Она навела тени под глазами, причесываясь, прикинула — так, без всякого практического соображения — в чем она бы пошла в театр,— платье, туфли, вставочку на грудь... Представила, как вошла бы в фойе, как Виталий бы ринулся к ней, провел в зал, усадил... И напоследок сжал локоть.
Весь день она думала только об этом, была рассеянной, невнимательной, профессор во время обхода сделал ей замечание, она выслушала его безразлично, как во сне. Она все время смотрела на часы, торопилась до мой. Дома она сказала Андрею:
— Нас приглашают в театр. Как у тебя с уроками?..
— Не надо!— вскрикнул Андрей.— Не надо!..
— Что — не надо?..
— Не надо туда ходить!..
— Глупый,— сказала она.— Ты не хочешь?.. Виталий Александрович так долго работал над этим спектаклем, он будет обижен...
— Иди!— крикнул он.— Я не пойду!..
— Ну, что же,— сказала она,— тогда я тоже останусь.
Но около восьми, опоздав на первый акт, она была в театре.
III
Когда Лиля стала женой Владимира Огородникова, он закончил аспирантуру, готовился к защите кандидатской, несколько его сообщений и статей уж были напечатаны в солидных медицинских изданиях... Его будущее казалось несомненным. Ему повезло. В самом начале пути в науку он встретился с человеком необычайным, личностью удивительных масштабов и силы. Эта встреча навсегда уберегла его от провинциального крохоборства, самодовольства, заставила круто свернуть с утоптанной предшественниками дороги. В этом было его счастье, или несчастье, смотря как понимать дальнейшую его судьбу...
Впервые Лиля узнала о Чижевском, когда внезапно хлынувший ливень загнал ее в квартиру Огородникова: они возвращались из кино, Володин дом был в двух кварталах, ее — на окраине города. Но и двух кварталов оказалось достаточно, чтобы она промокла до нитки, а туфли — кстати, ее единственные, на входивших тогда в моду каблуках-шпильках — она слишком поздно догадалась снять и несла в руках, перепрыгивая через потоки воды, захлестнувшей тротуары. Полбутылки коньяка, не меньше, Володя вылил на мохнатое полотенце, усадив Лилю на диван И растирая ее холодные, мокрые ноги. Ей было щекотно и приятно, она хохотала, отталкивала его руки, но он был так серьезен, даже суров, что наконец она сдалась, утихла, блаженно прикрыв глаза и откинувшись на упругую диванную спинку. Это было время горестных Лилиных разочарований,
время, когда, после краха со студией, она вернулась домой, и мама устроила ее лаборанткой в мединститут, время униженного служения ненавистым колбам и пробиркам... И вот теперь Владимир Огородников, молодой ученый, надежда института, сидя на корточках растирает щиколотки своей лаборантки, не замечая, что сам он тоже промок насквозь, что рубашка прилипла к его сильному, крупному телу и с густой пряди нависших над глазами волос капает вода... Впрочем, у нее были красивые ноги, сухие в щиколотках, длинные, с нежными розовыми пятками,— она видела, что не одна только забота о ее здоровье заставляет его быть столь усердным.

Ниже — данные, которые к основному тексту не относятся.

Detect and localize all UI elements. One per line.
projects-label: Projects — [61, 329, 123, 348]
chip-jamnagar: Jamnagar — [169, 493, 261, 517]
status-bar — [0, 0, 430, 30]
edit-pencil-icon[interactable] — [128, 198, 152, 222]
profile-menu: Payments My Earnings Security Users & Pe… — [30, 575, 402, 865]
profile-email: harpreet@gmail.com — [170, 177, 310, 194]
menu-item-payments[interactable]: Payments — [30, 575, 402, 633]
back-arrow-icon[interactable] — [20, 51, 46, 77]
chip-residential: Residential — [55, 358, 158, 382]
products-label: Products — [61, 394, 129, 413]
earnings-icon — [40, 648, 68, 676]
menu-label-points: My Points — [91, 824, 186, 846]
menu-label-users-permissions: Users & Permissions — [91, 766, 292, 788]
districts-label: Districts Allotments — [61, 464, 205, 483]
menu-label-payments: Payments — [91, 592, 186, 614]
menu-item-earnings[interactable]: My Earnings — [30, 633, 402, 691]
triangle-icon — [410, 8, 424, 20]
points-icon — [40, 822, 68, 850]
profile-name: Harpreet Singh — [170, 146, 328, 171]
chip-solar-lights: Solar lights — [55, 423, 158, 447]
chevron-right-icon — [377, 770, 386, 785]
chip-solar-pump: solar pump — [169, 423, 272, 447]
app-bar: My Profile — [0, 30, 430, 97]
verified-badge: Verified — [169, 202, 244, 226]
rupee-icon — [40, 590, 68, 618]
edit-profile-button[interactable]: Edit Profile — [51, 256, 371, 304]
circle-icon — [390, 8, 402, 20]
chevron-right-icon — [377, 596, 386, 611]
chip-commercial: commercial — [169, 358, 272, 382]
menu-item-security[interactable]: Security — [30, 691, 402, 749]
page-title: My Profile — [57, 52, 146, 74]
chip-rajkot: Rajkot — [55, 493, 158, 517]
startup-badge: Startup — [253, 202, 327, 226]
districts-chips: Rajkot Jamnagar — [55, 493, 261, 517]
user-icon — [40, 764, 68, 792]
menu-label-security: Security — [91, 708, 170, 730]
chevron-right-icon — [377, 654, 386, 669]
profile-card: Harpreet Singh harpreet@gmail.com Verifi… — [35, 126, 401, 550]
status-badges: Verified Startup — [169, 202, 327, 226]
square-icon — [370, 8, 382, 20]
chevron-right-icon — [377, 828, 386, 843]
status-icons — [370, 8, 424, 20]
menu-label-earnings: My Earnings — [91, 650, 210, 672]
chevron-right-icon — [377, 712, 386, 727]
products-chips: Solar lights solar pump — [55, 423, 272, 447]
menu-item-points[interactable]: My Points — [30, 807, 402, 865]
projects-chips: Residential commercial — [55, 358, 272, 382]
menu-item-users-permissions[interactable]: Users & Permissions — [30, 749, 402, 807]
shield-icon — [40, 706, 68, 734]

Потом он ушел переодеться, а ей принес и бросил на руки халат, вероятно, своей матери, которая сейчас находилась в отъезде. Лиля защелкнула дверь и, оставшись одна в комнате, переоделась. Халат оказался точь-в-точь как в пьесах Островского: шелковый, в павлинах, он доставал ей до самых пят и мягко струился по полу. Лиля забавлялась, вертелась перед высоким, под потолок, трюмо и не узнавала себя — в этом «генеральском» халате посреди огромной квартиры, тесно уставленной старомодными, не спеша, со вкусом подобранными вещами. После комнатушки, где она жила, с общей кухней на десять семей, ползущим по коридору чадом и дощатой уборной во дворе, все здесь казалось Лиле непомерно роскошным.
Вернулся Володя, они соорудили на кухне стол — холостяцкий, на котором, несмотря на обилие тяжелых сервизных тарелок и хрустальных бокалов, есть было почти нечего, Лиля выпила из крохотной серебряной стопки коньяку, почувствовала себя веселой и смелой и призналась, что хочет осмотреть всю квартиру. Володя пожал плечами и повел ее в единственную, по его мнению, достойную внимания комнату — отцовский кабинет.
Доктора Огородникова хорошо знали и помнили в городе. Он был детский врач и несколько лет назад погиб в автомобильной катастрофе, поднятый среди ночи с постели молящим телефонным звонком.